Dans la première partie de ce numéro, nous analysons les conséquences de la dispute inter-impérialistes entre les principales puissances, le rapport entre les pays centraux et les semi-colonies, la dynamique de la Russie et des pays d’Europe de l’Est, l’émergence de la Chine et les perspectives de résistance pour le mouvement ouvrier et les masses. Nous abordons par la suite la question du caractère soutenable ou non de la croissance économique dans le cadre de la politisation de l’économie et ses conséquences sur la classe ouvrière. Nous présentons également une étude critique des manifestations anti-guerre en Europe et leurs relations avec les forums sociaux et l’idéologie de l’européisme. Puis, nous essayons de tirer les leçons des luttes anti-guerres en Italie en s’interrogeant sur comment lier mouvement de masse, luttes ouvrières et combat anti-impérialiste.
Dans une seconde partie consacrée à l’Amérique latine, nous analysons les premiers mois du gouvernement Lula, puis nous laissons la parole à nos camarades de la Ligue Ouvrière Révolutionnaire (LOR-CI) qui nous livrent leurs premières analyses à chaud de l’insurrection d’octobre.
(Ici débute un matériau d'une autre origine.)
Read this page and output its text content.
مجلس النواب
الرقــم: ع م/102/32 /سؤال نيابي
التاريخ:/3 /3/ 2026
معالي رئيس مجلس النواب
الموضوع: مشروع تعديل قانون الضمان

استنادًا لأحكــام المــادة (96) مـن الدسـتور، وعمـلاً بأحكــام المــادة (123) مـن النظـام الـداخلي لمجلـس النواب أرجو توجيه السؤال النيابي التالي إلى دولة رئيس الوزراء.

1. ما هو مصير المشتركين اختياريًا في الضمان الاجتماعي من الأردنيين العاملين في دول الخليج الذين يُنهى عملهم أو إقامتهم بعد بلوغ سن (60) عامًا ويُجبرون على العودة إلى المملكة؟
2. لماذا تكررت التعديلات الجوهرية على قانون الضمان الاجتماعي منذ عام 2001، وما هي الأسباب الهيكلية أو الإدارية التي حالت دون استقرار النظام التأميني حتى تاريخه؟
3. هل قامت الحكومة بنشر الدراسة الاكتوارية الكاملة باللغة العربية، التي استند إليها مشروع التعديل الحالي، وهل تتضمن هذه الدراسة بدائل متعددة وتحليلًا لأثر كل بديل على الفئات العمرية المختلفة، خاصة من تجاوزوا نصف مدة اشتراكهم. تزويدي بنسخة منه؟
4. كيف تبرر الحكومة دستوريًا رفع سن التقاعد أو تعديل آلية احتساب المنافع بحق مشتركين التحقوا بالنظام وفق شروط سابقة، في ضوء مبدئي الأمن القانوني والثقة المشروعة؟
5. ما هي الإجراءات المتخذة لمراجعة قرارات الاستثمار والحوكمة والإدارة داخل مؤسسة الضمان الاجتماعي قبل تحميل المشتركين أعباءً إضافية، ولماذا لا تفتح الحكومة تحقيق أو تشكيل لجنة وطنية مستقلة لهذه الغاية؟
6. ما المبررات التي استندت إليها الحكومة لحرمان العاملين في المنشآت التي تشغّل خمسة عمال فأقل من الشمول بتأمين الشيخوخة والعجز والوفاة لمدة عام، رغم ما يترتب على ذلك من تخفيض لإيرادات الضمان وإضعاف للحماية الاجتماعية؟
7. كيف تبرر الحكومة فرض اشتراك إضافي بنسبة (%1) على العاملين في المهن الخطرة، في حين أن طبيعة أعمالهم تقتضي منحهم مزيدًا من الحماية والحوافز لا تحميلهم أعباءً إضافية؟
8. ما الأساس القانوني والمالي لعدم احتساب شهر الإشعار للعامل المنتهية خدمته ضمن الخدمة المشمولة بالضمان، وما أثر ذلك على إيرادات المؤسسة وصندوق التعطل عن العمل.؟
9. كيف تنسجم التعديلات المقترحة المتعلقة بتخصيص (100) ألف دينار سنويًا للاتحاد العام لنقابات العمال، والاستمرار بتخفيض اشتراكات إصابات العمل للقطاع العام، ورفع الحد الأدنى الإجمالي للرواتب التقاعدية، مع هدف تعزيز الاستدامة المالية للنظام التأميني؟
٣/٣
Nous reviendrons par la suite sur l’importance de ces événements à la tête desquels se sont portés travailleurs, paysans, mineurs et classes populaires boliviennes qui du haut des barricades ont tenu tête à l’impérialisme et chassé Sanchez de Losada.
Pour finir, nous présentons deux articles dans la section ‘Tribune Libre’. Trente ans après le sanglant coup d’Etat de Pinochet au Chili, nous publions un article de F. Gaudichaud qui reprend le débat sur l’échec de la " voie chilienne au socialisme ". Nous reproduisons aussi une entrevue réalisée auprès du Conseil d’occupation de Via Adda qui retrace le parcours de la lutte pour le logement et le combat des sans-papiers roms à Milan.
La FT-SI est un courant trotskiste constitué par le PTS argentin, La LOR-CI bolivienne, ERQI au Brésil, Clase contra Clase au Chili, la LTS-CC(U) au Mexique et des noyaux militants en Europe. De même, que notre praxis révolutionnaire nous a fait participer à la récente lutte révolutionnaire en Bolivie, à la grève générale d’août au Chili, aux journées de décembre et au mouvement d’usines occupées en Argentine, aux grèves universitaires de Sao Paolo, à l’occupation de dix mois de l’université de Mexico (UNAM), ainsi qu’aux manifestations anti-globalisation de Prague, Gênes, Bruxelles, nous essayons de reconstruire la théorie marxiste révolutionnaire à la lumière de la lutte de classe présente et passée après plusieurs décennies de révision et falsification staliniennes et réformistes pour qu’elle redevienne une véritable arme pour l’action.
Nous objectif est la reconstruction de la IVème Internationale par le biais de fusion à travers des accords programmatiques principiels. Nous ne nous considérons pas comme " le parti révolutionnaire ". Nous luttons au contraire pour la construction d’un tel parti au sein des masses ouvrières et populaires du monde entier. Nous essayons pour cela de fusionner avec les meilleures expressions du mouvement ouvrier international et le plus avancé de la lutte de classe, ce qui inclus bien évidemment les meilleurs cadres du mouvement trotskiste international. Nous luttons pour un monde dirigé par les conseils ouvriers qui changent intégralement la société, la culture et la vie, qui en finissent avec la répression et l’oppression. C’est pour cela que nous nous donnons comme objectif la lutte pour la révolution ouvrière et socialiste internationale.
Nous espérons que cette revue serve à ouvrir un franc débat avec les militants se revendiquant de la révolution de manière à trouver les chemins qui nous permettent de forger l’arme dont à besoin l’humanité pour se libérer de la barbarie capitaliste : la IVème Internationale reconstruite.